At Quarto in the UK, Piers Spence has stepped down from his role as director of co-edition publishing to run a farm in rural Devon where he plans to raise rare breed pigs and plant a vineyard. He will be replaced in February by David Breuer, chief executive of Royal Academy Enterprises, which operates the commercial activities of London’s Royal Academy of Arts, including its retail, book and magazine publishing operations. Spence will serve as a consultant to Quarto”for at least six months.”
At HarperCollins’ Morrow-Avon division, Pamela Spengler-Jaffee has been promoted to senior director of publicity. She joined the company in 2003. Danielle Bartlett has been promoted to associate director.
Laurence Hughes will join the Free Press as associate director of publicity, reporting to Carisa Hays, starting February 7. He takes over from Nicole Kalian Abbott, who is joining pr firm JCPR based in New Jersey, where she will be starting a book division as of February 1.
At Random House Publisher Services, 20-year company veteran Chuck Errig has been promoted to vp, imprint sales director, and Lane Jantzen moves up to vp, sales director.
Jürgen Snoeren has been promoted to operations digital manager at Meulenhoff Boekeri publishing group in Holland.

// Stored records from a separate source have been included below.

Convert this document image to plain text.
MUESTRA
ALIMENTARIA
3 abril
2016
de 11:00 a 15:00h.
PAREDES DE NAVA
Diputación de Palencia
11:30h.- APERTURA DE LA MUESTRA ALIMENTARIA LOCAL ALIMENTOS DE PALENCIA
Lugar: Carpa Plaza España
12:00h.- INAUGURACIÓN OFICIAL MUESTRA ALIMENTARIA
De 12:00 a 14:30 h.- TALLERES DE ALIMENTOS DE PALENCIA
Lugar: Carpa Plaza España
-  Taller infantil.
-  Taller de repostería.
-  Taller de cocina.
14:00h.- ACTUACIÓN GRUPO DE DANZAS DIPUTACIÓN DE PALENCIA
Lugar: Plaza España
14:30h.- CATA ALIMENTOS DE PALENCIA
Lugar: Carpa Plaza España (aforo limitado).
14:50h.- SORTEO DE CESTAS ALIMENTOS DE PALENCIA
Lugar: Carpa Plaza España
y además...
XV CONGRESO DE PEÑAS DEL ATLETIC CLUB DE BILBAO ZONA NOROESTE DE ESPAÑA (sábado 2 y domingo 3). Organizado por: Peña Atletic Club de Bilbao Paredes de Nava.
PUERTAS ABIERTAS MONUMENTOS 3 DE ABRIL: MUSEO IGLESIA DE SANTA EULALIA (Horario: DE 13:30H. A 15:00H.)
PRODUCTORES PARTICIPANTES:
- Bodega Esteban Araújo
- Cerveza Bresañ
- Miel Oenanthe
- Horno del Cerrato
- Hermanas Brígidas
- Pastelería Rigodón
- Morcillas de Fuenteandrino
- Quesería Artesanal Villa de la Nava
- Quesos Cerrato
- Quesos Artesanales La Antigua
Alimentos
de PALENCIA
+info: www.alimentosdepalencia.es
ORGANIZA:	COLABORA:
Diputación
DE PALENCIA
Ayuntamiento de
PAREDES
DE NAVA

Hajnalka Bata has been appointed publisher, fantasy and young adult fiction at Boekerij, where she has worked as a commissioning editor at since 2009.
Publisher of D&M’s Greystone Books Rob Sanders will take on the additional role of publisher of the company’s New Society Publishers as of March 1. Founders Chris and Judith Plant will “remain active on the editorial acquisition team.”
Samantha Haywood is returning to Toronto this summer after five years in Amsterdam, where she will continue to work for Transatlantic Literary Agency. (Her husband, Pieter Swinkels has left his post as publisher of Cargo and associate publisher of De Bezige Bij to work as director of publisher and industry relations EU for Kobo.)
Nobel laureate from 1992 Derek Walcott, 81, won the T.S. Eliot Prize for Poetry for his 2010 collection, White Egrets.
Colleagues and friends of publishing veteran, longtime
agent, and foreign rights specialist Bobbe Siegel, 89, note with sadness that she died in mid-December, though it was not previously reported to us.